Monday, January 19, 2015

List a major symbol in the novel The Mayor of Casterbridge.

I will focus on one symbol, and then you can hopefully use
that as a basis to think about other symbols in this text. You might like to think of
the caged goldfinch as an important symbol in the novel. This caged goldfinch of course
appears, when Henchard, feeling guilty about his behaviour towards Elizabeth-Jane
because of her choice of husband, visits her on the day she gets married, carrying this
bird as a gift. He puts it down in a corner while speaking with her and then leaves
without it, forgetting it after being sent away by
Elizabeth-Jane.


It is only a few days later that a maid in
the house stumbles across the starved bird, which in turn causes Elizabeth-Jane to
initiate the search for Henchard. Then of course she finds that he has died in the
cottage of Abel Whittle.

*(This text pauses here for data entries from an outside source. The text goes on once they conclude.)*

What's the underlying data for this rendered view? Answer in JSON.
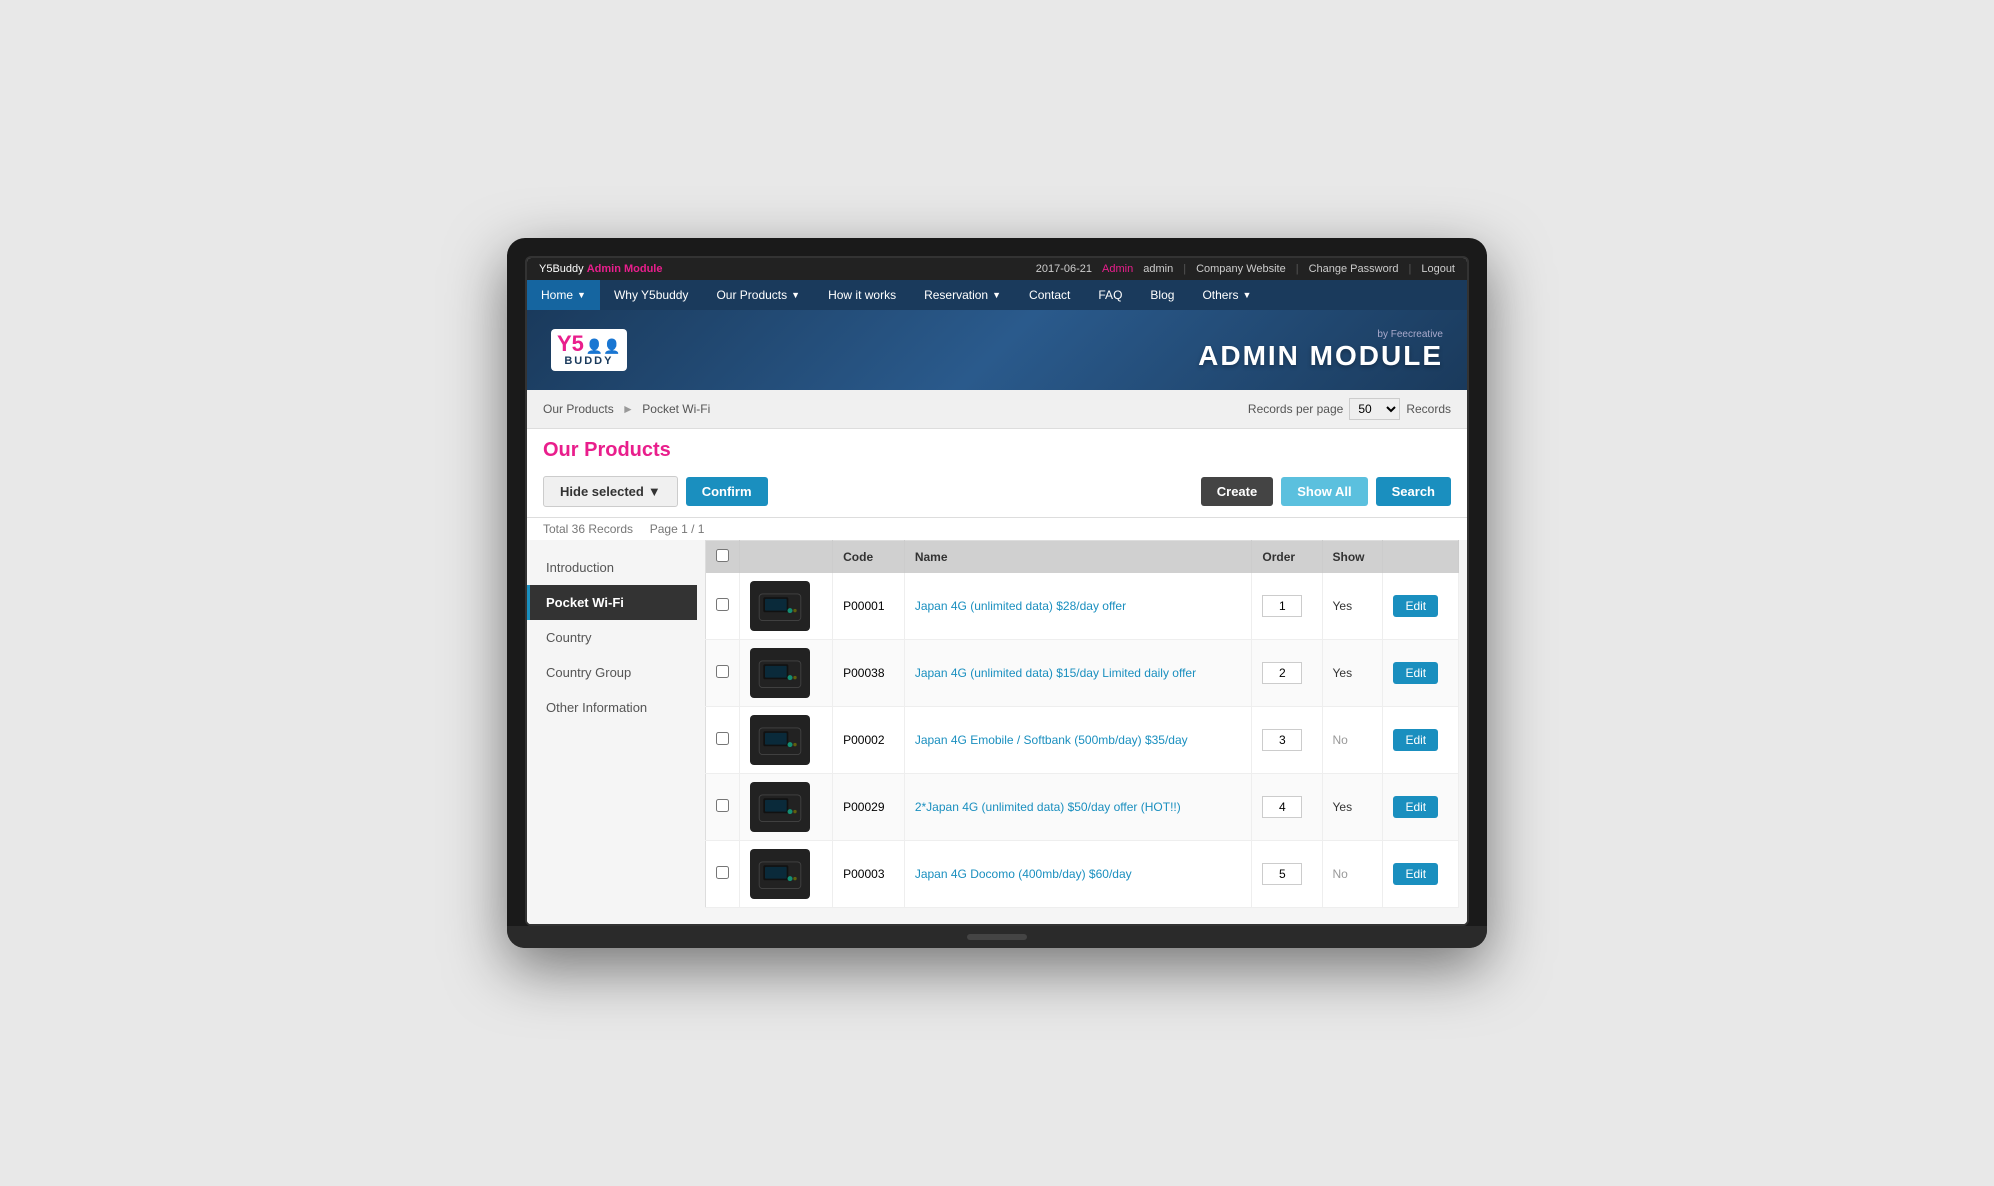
{
  "browser": {
    "top_bar": {
      "brand": "Y5Buddy",
      "brand_highlight": "Admin Module",
      "date": "2017-06-21",
      "admin_label": "Admin",
      "username": "admin",
      "links": [
        "Company Website",
        "Change Password",
        "Logout"
      ]
    }
  },
  "nav": {
    "items": [
      {
        "label": "Home",
        "has_arrow": true,
        "active": false
      },
      {
        "label": "Why Y5buddy",
        "has_arrow": false,
        "active": false
      },
      {
        "label": "Our Products",
        "has_arrow": true,
        "active": true
      },
      {
        "label": "How it works",
        "has_arrow": false,
        "active": false
      },
      {
        "label": "Reservation",
        "has_arrow": true,
        "active": false
      },
      {
        "label": "Contact",
        "has_arrow": false,
        "active": false
      },
      {
        "label": "FAQ",
        "has_arrow": false,
        "active": false
      },
      {
        "label": "Blog",
        "has_arrow": false,
        "active": false
      },
      {
        "label": "Others",
        "has_arrow": true,
        "active": false
      }
    ]
  },
  "header": {
    "logo_y5": "Y5",
    "logo_buddy": "BUDDY",
    "by_text": "by Feecreative",
    "admin_title": "ADMIN MODULE"
  },
  "breadcrumb": {
    "items": [
      "Our Products",
      "Pocket Wi-Fi"
    ]
  },
  "records": {
    "per_page_label": "Records per page",
    "per_page_value": "50",
    "records_label": "Records"
  },
  "toolbar": {
    "hide_selected_label": "Hide selected",
    "confirm_label": "Confirm",
    "create_label": "Create",
    "show_all_label": "Show All",
    "search_label": "Search",
    "total_text": "Total 36 Records",
    "page_text": "Page 1 / 1"
  },
  "sidebar": {
    "items": [
      {
        "label": "Introduction",
        "active": false
      },
      {
        "label": "Pocket Wi-Fi",
        "active": true
      },
      {
        "label": "Country",
        "active": false
      },
      {
        "label": "Country Group",
        "active": false
      },
      {
        "label": "Other Information",
        "active": false
      }
    ]
  },
  "table": {
    "headers": [
      "",
      "",
      "Code",
      "Name",
      "Order",
      "Show",
      ""
    ],
    "rows": [
      {
        "code": "P00001",
        "name": "Japan 4G (unlimited data) $28/day offer",
        "order": "1",
        "show": "Yes",
        "show_class": "show-yes"
      },
      {
        "code": "P00038",
        "name": "Japan 4G (unlimited data) $15/day Limited daily offer",
        "order": "2",
        "show": "Yes",
        "show_class": "show-yes"
      },
      {
        "code": "P00002",
        "name": "Japan 4G Emobile / Softbank (500mb/day) $35/day",
        "order": "3",
        "show": "No",
        "show_class": "show-no"
      },
      {
        "code": "P00029",
        "name": "2*Japan 4G (unlimited data) $50/day offer (HOT!!)",
        "order": "4",
        "show": "Yes",
        "show_class": "show-yes"
      },
      {
        "code": "P00003",
        "name": "Japan 4G Docomo (400mb/day) $60/day",
        "order": "5",
        "show": "No",
        "show_class": "show-no"
      }
    ]
  }
}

A parallel between the goldfinch and Henchard is explicitly
established by Whittle when he tells Elizabeth-Jane about Henchard's manner of death,
saying that he "didn’t gain strength, for you see, ma’am, he couldn’t eat," linking the
goldfinch and Henchard's fate together. Not only did they both die of not eating and
starvation, but we could also argue that there is another parallel between them, for
both the goldfinch and Henchard lived and died in a prison. Whilst the goldfinch's
prison was the literal cage, Henchard's prison was his own past deeds and personality,
that entrapped him just as surely as the goldfinch was trapped.